給食とそのあとの休み時間は保健室で休んだ。
 ベッドで少しの間横になると体調は落ち着いてきて、なんとか午後の授業には戻ることができた。
 けれど、内容は、全く耳に入らなかった。
 僕を構成する体以外の全てが、河川敷にあった。

 考えてみれば、遥奏の学年をちゃんと聞いたことがなかった。
 初めの日に「タメ口でいいよ」と言われてから同級生のように接するうち、僕と同じ中一だと無意識に思い込んでいた。

 遥奏はいつも、僕に質問してくるのに。
 僕のほうからは、遥奏のことを何も知ろうとしなかった。

 入学準備のこととかを考えると、早めに関西に行ってしまっているかもしれない。
 とはいえ、今日はまだ三月十六日。
 遥奏がまだ関東にいる可能性は十分ある。
 そう自分に言い聞かせるけど、焦りはどんどん募っていった。

 下校の挨拶が終わるなり、職員室へ直行した。
「すみません、今日は体調が悪いので休みます」
 嘘ともほんとうとも言い切れない事情を片桐先生に話してから、早足で河川敷へ向かう。
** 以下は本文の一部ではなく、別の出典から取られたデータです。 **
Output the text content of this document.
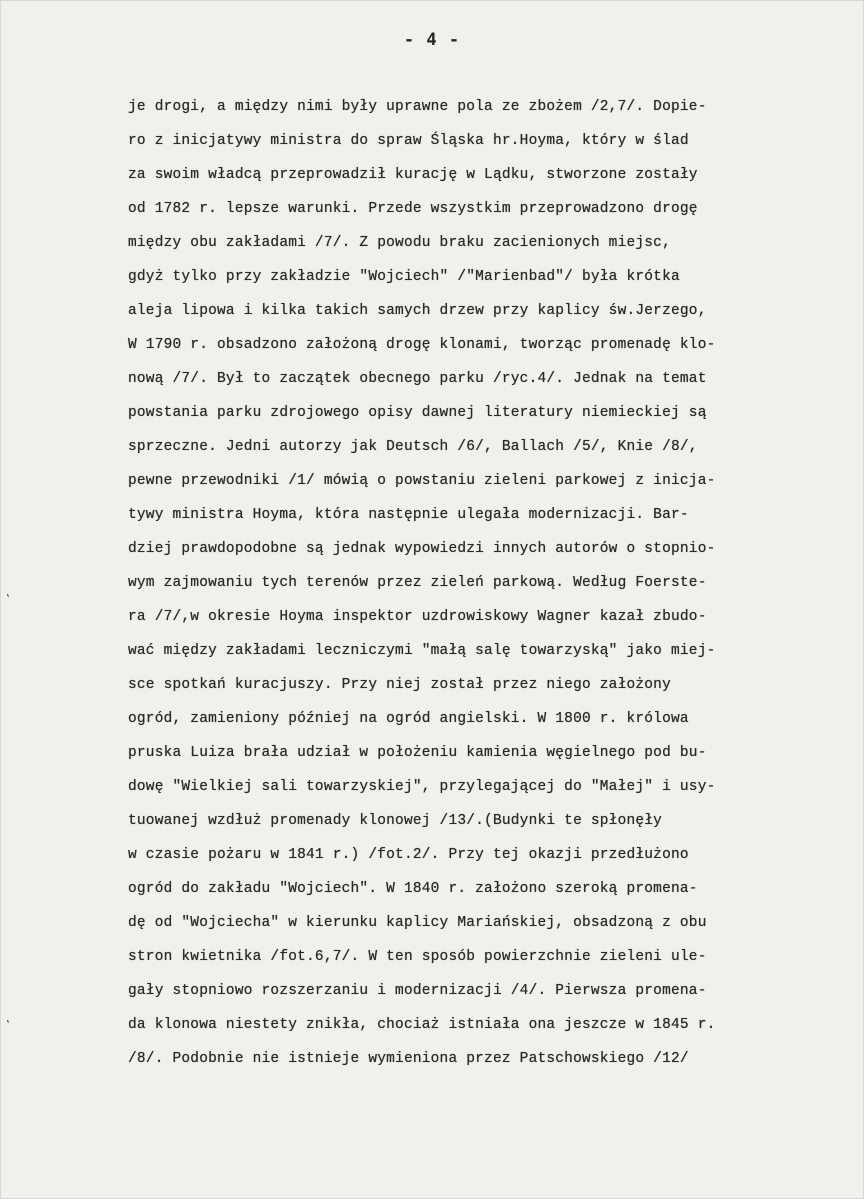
- 4 -
‛
‛
je drogi, a między nimi były uprawne pola ze zbożem /2,7/. Dopie-
ro z inicjatywy ministra do spraw Śląska hr.Hoyma, który w ślad
za swoim władcą przeprowadził kurację w Lądku, stworzone zostały
od 1782 r. lepsze warunki. Przede wszystkim przeprowadzono drogę
między obu zakładami /7/. Z powodu braku zacienionych miejsc,
gdyż tylko przy zakładzie "Wojciech" /"Marienbad"/ była krótka
aleja lipowa i kilka takich samych drzew przy kaplicy św.Jerzego,
W 1790 r. obsadzono założoną drogę klonami, tworząc promenadę klo-
nową /7/. Był to zaczątek obecnego parku /ryc.4/. Jednak na temat
powstania parku zdrojowego opisy dawnej literatury niemieckiej są
sprzeczne. Jedni autorzy jak Deutsch /6/, Ballach /5/, Knie /8/,
pewne przewodniki /1/ mówią o powstaniu zieleni parkowej z inicja-
tywy ministra Hoyma, która następnie ulegała modernizacji. Bar-
dziej prawdopodobne są jednak wypowiedzi innych autorów o stopnio-
wym zajmowaniu tych terenów przez zieleń parkową. Według Foerste-
ra /7/,w okresie Hoyma inspektor uzdrowiskowy Wagner kazał zbudo-
wać między zakładami leczniczymi "małą salę towarzyską" jako miej-
sce spotkań kuracjuszy. Przy niej został przez niego założony
ogród, zamieniony później na ogród angielski. W 1800 r. królowa
pruska Luiza brała udział w położeniu kamienia węgielnego pod bu-
dowę "Wielkiej sali towarzyskiej", przylegającej do "Małej" i usy-
tuowanej wzdłuż promenady klonowej /13/.(Budynki te spłonęły
w czasie pożaru w 1841 r.) /fot.2/. Przy tej okazji przedłużono
ogród do zakładu "Wojciech". W 1840 r. założono szeroką promena-
dę od "Wojciecha" w kierunku kaplicy Mariańskiej, obsadzoną z obu
stron kwietnika /fot.6,7/. W ten sposób powierzchnie zieleni ule-
gały stopniowo rozszerzaniu i modernizacji /4/. Pierwsza promena-
da klonowa niestety znikła, chociaż istniała ona jeszcze w 1845 r.
/8/. Podobnie nie istnieje wymieniona przez Patschowskiego /12/
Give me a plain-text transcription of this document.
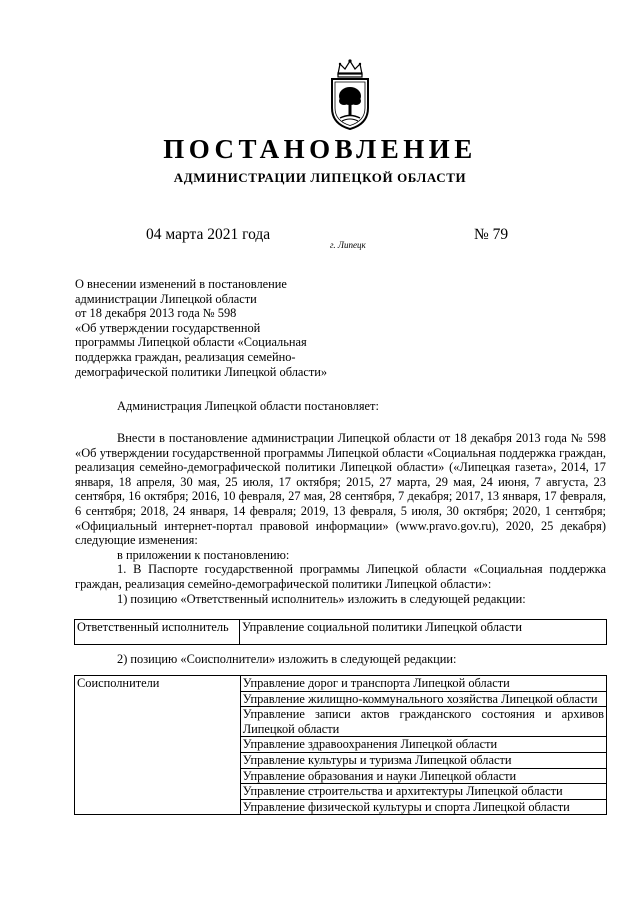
ПОСТАНОВЛЕНИЕ
АДМИНИСТРАЦИИ ЛИПЕЦКОЙ ОБЛАСТИ
04 марта 2021 года
г. Липецк
№ 79
О внесении изменений в постановление
администрации Липецкой области
от 18 декабря 2013 года № 598
«Об утверждении государственной
программы Липецкой области «Социальная
поддержка граждан, реализация семейно-
демографической политики Липецкой области»
Администрация Липецкой области постановляет:

Внести в постановление администрации Липецкой области от 18 декабря 2013 года № 598 «Об утверждении государственной программы Липецкой области «Социальная поддержка граждан, реализация семейно-демографической политики Липецкой области» («Липецкая газета», 2014, 17 января, 18 апреля, 30 мая, 25 июля, 17 октября; 2015, 27 марта, 29 мая, 24 июня, 7 августа, 23 сентября, 16 октября; 2016, 10 февраля, 27 мая, 28 сентября, 7 декабря; 2017, 13 января, 17 февраля, 6 сентября; 2018, 24 января, 14 февраля; 2019, 13 февраля, 5 июля, 30 октября; 2020, 1 сентября; «Официальный интернет-портал правовой информации» (www.pravo.gov.ru), 2020, 25 декабря) следующие изменения:

в приложении к постановлению:

1. В Паспорте государственной программы Липецкой области «Социальная поддержка граждан, реализация семейно-демографической политики Липецкой области»:

1) позицию «Ответственный исполнитель» изложить в следующей редакции:

Ответственный исполнитель	Управление социальной политики Липецкой области
2) позицию «Соисполнители» изложить в следующей редакции:
Соисполнители	Управление дорог и транспорта Липецкой области
Управление жилищно-коммунального хозяйства Липецкой области
Управление записи актов гражданского состояния и архивов Липецкой области
Управление здравоохранения Липецкой области
Управление культуры и туризма Липецкой области
Управление образования и науки Липецкой области
Управление строительства и архитектуры Липецкой области
Управление физической культуры и спорта Липецкой области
 いつもの川岸の階段にたどり着き、あたりを見回しながらしばらく待ってみた。
 そのまま十分、二十分と過ぎても、遥奏は現れなかった。
 川岸を離れて河川敷を歩けるだけ歩いてみたけれども、それらしき姿は目に入らないまま、日が暮れた。
 今日はたまたま遥奏が来ない日だったのかもしれないと考えた僕は、翌日また出直すことにした。

 ——けれども、次の日も遥奏は現れなかった。